Also with: Charlotte Avery, Richard Calkin, Glenn Carter, John Combe, Liz Ewing, Tamzin Outhwaite, Shane Richie, Heather Robbins, Myra Sands, Aidan Treays , Anna-Jane Casey, Robin Cleaver, Amanda Courtney-Davies, Derek Joshua Cullen, James Davies, Simon Harper, Daniel Hinchliffe, Kim Leeson, Lucy Moorby, Ben Richards, Sebastien Torkia, Nikki Worrall, Janine Davies, Sue Eastwood, Steen Young, Simon Coulthard.
Whether it’s better than ever is debatable, but “Grease” has certainly never been more overproduced and noisier than in this West End revival. On the strength of two leads with a teenage following (Australian soap star Craig McLachlan and American pop singer Debbie Gibson) and the inclusion of four songs from the successful movie version, “Grease” has emerged as the hot musical ticket of the season some two decades after Jim Jacobs and Warren Casey’s show began life in a Chicago trolley barn.
That first production no doubt had a knockabout charm, which is precisely the quality missing from this rather lugubriously conceived package in which every last gum-chewing aside seems carefully calculated.
The story, such as it is, is unchanged: The summer lovers Danny (McLachlan) and Sandy (Gibson) go their separate routes at Rydell High until Sandy realizes the way to a man’s biceps lies in teased hair and leather. Their classmates say things like “bite the weenie, moron,” and the resident tough-cookie-with-a-soft-heart Rizzo (Sally Ann Triplett) is revealed not to be pregnant after all, even if talk of a broken condom sends a shiver through an audience in 1993.
The show’s raison d’etre is in the musical numbers, here strenuously choreographed in high-aerobics style by Arlene Phillips. (No wonder the opening night party was at a local YMCA.)
Amid the busier routines, one real gem emerges in the first act. “Mooning” is adorably led at the school bleachers by Drew Jaymson’s Roger. The songs from the movie stir the audience on cue, as Terry Parson’s lavishly kitschy sets struggle to keep pace alongside the odd laser effect seemingly left over from this same theater’s infamous mid-’80s tenant, “Time.”
Gibson cuts no sexier a presence than Olivia Newton-John did in the film.

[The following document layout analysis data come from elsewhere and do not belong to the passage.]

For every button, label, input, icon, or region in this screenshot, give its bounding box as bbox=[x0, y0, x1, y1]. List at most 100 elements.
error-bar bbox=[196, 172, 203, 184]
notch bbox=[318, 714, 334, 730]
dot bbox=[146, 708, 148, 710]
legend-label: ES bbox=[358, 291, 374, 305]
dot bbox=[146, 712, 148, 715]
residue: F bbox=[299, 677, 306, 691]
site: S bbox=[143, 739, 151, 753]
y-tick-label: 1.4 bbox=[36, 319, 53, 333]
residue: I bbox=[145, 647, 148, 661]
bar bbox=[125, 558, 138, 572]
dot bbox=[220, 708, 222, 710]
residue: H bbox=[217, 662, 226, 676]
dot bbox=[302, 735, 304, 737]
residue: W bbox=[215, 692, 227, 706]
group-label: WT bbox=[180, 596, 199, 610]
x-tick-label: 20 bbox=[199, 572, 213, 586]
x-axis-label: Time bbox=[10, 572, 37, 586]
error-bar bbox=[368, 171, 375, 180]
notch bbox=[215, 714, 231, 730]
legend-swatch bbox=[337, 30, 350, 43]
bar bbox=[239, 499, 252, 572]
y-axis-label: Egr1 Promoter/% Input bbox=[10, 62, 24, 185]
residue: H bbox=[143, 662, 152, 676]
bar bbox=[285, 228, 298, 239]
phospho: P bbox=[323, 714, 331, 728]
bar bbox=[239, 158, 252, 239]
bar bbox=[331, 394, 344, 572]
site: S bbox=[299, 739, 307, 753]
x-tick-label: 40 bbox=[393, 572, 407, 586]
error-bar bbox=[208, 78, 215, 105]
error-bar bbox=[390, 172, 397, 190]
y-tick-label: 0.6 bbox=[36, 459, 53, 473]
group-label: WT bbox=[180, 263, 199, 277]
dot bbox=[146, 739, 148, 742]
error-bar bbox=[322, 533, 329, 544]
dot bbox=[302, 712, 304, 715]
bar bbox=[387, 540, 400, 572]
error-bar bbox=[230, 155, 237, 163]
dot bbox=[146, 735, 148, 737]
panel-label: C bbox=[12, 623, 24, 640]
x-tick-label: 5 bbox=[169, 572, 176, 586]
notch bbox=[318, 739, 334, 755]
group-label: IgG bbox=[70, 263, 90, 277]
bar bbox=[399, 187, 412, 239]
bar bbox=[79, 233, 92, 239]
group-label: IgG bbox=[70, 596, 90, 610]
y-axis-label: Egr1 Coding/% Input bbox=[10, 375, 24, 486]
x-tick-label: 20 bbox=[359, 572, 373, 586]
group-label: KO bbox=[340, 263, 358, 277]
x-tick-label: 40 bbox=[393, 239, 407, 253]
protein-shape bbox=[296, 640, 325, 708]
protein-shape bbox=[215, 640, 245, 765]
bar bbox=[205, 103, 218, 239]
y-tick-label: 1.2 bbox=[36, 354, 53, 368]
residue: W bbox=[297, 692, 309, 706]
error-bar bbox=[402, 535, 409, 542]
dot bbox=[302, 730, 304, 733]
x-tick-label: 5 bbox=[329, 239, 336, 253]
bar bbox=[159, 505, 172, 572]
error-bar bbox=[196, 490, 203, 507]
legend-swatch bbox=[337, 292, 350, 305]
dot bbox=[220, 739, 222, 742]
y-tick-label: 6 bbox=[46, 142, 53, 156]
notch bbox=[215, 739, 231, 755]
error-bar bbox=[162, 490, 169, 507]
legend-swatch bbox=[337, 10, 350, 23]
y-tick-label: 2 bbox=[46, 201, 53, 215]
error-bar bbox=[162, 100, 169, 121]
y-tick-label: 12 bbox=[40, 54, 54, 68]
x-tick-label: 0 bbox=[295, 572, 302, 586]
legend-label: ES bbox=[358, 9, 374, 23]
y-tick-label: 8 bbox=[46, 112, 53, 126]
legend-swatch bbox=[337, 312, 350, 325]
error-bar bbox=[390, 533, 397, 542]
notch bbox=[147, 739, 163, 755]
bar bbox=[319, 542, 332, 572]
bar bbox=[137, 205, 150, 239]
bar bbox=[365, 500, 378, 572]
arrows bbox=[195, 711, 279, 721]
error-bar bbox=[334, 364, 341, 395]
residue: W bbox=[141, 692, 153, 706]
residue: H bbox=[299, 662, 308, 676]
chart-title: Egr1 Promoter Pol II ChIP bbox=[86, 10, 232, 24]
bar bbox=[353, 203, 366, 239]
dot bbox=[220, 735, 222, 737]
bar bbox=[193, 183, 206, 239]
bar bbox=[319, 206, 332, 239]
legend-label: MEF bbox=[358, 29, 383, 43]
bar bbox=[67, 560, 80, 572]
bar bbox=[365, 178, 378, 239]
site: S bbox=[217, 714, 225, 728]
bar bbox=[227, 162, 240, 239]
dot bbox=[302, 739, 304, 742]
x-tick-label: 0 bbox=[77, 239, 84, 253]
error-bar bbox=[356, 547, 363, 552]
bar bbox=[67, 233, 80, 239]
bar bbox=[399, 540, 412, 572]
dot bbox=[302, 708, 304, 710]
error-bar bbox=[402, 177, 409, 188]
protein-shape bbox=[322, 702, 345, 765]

But as teen icons from that saga of Australian suburban life go, the self-mocking, swivel-hipped McLachlan has it all over the last well-scrubbed “Neighbors” face to grace the West End: Jason Donovan in the recent revival of “Joseph and the Amazing Technicolor Dreamcoat.” No doubt other “Neighbors” alums await packaging in future shows-as-rock concerts, but until they arrive, “Grease” will indeed be the word.